City denies sewer causes wet yards
The city says Mother Nature, not a sewer project, is causing the problems.
By ROGER G. SMITH
CITY HALL REPORTER
YOUNGSTOWN -- Rainwater didn't used to pool in the Burma Drive yards of George Hammar and Rusty Davis.
That didn't start until after the city finished a storm sewer project running through their yards, they say.
The city engineer, however, says that deluges from Mother Nature over the past few years -- not the sewer work -- have left behind the soggy yards.
Drainage project
Hammar and Davis live on Burma near Coral Seas Drive, where the first and second phases of the sewer project meet in the Kirkmere drainage project. The third and final phase, to start this fall, extends the drainage project from Kirk Road to St. Christine Church on Canfield Road.
The two West Side residents say they want to warn other residents living where the project will be extended about what can happen.
"I just want my place to get back to normal," Hammar said.
Wet yards all over
Unusually heavy rains the past two years have left yards wet across the city, county and region, said Carmen Conglose Jr., city deputy director of public works.
Problems on Burma are related to the excessively wet weather, not the sewer project, he said.
"Many of these things can only be blamed on Mother Nature," he said. "It's been to an extent that we haven't seen for the last hundred years."
Severe sanitary sewer backups and storm water basement flooding that plagued the neighborhood for 15 or 20 years have been alleviated, he pointed out.
Hammar and Davis have a list of problems they say started after the sewer project.
Water pools
Foremost is the water that accumulates and sits for days after even a modest rain, they say. Davis shows recent pictures of water pooled in his front yard, obscuring his sidewalk. A few feet away sits the catch basin.

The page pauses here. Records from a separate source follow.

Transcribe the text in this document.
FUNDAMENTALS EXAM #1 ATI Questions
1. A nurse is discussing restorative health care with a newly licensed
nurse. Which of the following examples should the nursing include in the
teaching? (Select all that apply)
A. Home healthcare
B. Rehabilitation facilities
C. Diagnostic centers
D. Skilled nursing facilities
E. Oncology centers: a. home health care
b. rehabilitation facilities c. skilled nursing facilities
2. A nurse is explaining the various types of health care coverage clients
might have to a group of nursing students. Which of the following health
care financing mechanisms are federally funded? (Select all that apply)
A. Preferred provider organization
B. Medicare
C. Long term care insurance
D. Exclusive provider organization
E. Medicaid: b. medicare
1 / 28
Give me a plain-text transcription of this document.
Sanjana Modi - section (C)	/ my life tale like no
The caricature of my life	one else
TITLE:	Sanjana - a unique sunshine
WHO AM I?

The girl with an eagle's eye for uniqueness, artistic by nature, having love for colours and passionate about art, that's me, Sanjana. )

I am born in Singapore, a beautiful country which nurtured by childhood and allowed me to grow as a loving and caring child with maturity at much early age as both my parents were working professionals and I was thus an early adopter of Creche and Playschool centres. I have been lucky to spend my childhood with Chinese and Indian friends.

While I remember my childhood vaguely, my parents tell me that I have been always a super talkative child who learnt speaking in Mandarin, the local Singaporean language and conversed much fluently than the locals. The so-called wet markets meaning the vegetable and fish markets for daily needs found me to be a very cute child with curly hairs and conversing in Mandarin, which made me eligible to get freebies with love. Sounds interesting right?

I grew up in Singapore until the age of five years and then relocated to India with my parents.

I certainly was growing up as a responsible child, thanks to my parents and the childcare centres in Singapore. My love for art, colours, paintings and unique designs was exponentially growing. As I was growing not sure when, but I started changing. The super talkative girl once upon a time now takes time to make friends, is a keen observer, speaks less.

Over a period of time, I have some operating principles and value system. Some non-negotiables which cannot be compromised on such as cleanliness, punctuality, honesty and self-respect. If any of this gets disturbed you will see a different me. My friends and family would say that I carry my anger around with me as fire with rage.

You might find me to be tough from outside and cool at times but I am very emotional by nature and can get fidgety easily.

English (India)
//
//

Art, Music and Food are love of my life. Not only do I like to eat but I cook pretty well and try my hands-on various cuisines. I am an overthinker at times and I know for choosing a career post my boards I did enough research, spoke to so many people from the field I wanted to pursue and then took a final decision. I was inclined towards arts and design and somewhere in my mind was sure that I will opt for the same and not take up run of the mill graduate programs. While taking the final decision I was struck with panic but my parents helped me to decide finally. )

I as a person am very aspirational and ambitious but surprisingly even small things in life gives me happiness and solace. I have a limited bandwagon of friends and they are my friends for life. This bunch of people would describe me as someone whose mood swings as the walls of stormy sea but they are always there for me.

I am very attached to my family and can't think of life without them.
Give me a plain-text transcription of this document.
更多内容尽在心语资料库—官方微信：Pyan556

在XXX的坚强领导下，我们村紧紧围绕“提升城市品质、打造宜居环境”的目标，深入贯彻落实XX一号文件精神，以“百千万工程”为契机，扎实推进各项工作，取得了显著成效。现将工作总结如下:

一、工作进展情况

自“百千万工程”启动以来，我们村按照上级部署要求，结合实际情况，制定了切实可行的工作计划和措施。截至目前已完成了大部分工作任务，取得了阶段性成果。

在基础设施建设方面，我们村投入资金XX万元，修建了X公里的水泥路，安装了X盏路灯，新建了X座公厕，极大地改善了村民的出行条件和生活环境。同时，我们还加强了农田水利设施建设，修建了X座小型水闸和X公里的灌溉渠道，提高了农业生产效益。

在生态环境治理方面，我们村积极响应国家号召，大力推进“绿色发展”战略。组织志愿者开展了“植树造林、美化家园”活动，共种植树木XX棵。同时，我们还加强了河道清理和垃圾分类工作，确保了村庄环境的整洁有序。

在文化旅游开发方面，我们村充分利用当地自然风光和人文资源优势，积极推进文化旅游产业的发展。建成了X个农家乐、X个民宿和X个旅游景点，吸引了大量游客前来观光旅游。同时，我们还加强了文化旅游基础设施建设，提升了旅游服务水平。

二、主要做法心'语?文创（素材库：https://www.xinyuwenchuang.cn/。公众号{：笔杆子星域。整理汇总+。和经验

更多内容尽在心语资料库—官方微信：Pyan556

Rain rushes down a nearby hill and sits in his yard, dug up during the drainage project, instead of flowing into the sewer, he said.
"It has to flow through my front yard to get into the drain," Davis said.
Conglose said the sewer project has nothing to do with the sinking sidewalk, but the city soon will replace the walk anyway.
Ditches filled in
Water runs into Burma front yards because people have filled in the ditches that the subdivision was designed with to handle storm water, he said.
Hammar also is upset with the condition of the right of way running next to his house.
Hammar shows pictures of his back yard, a corner of the lot submerged under rainwater. The yard stays wet for days after the water recedes, he said. There are about 2 feet of soil on top of the sewer but not enough to soak up the rainwater, he said.
Ground cover over the sewer line is thin grass or weeds and there are rocks everywhere, indicating inadequate soil and seeding, he said. A drain sat covered with straw that washed away from a recent failed attempt to again seed the right of way.
Conglose said the excessive rain makes landscaping the property impossible and there is little more the city can do. He is confident the issues will dissipate once the weather returns to normal.